Configuring a Monitoring System

This topic describes how to set up Pivotal Cloud Foundry (PCF) with third-party monitoring platforms to continuously monitor system metrics and trigger health alerts.

Note: You can also use PCF Healthwatch to monitor your deployment. PCF Healthwatch is a service tile developed and supported by Pivotal.

To perform a manual, one-time check of current PCF system status from Ops Manager, see Monitoring Virtual Machines in Pivotal Cloud Foundry.

Pivotal recommends that operators experiment with different combinations of metrics and alerts appropriate to their specific requirements.
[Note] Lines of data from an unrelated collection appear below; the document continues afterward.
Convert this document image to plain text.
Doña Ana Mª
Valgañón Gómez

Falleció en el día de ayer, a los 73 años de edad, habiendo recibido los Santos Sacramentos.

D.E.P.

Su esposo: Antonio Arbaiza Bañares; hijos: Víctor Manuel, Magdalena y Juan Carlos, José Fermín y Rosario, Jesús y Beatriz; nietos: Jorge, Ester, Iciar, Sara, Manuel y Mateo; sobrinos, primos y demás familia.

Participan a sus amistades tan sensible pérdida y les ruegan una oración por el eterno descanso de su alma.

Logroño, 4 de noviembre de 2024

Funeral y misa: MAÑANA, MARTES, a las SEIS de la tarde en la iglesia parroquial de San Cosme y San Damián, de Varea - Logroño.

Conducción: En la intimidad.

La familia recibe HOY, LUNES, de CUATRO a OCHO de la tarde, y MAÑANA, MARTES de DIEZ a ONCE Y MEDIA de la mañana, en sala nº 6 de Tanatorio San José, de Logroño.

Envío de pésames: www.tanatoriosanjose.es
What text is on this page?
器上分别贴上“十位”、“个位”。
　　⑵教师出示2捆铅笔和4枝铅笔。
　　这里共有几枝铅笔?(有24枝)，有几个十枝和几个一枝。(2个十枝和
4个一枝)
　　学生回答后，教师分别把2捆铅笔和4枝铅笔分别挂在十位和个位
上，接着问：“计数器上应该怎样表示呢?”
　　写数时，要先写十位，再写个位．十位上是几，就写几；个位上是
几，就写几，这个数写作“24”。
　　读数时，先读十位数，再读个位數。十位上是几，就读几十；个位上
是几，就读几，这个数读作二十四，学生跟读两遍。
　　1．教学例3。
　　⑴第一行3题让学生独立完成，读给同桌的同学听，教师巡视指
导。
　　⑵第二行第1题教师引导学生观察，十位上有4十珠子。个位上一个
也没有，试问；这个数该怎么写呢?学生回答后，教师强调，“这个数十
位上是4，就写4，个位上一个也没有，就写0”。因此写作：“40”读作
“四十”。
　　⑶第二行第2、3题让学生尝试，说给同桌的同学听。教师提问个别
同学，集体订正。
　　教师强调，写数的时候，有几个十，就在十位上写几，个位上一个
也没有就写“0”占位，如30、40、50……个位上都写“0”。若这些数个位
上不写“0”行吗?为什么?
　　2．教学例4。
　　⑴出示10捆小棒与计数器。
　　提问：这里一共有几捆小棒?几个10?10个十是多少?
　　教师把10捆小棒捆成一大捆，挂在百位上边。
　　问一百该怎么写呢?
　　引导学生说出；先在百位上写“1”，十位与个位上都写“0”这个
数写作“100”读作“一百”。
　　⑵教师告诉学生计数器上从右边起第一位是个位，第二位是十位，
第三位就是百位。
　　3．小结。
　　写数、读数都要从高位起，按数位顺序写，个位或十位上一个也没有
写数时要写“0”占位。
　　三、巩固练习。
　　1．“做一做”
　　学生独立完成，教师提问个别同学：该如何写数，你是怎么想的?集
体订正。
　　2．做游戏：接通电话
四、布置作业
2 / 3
As an example, the Datadog Config repository shows how the Pivotal Cloud Ops team monitors the health of its Cloud Foundry deployments using a customized Datadog dashboard.

Overview

As a prerequisite to PCF monitoring, you need an account with a monitoring platform such as SignalFx, Datadog, OpenTDSB, New Relic, vRealize Operations (vROPS), AppDynamics, Dynatrace, or another tool.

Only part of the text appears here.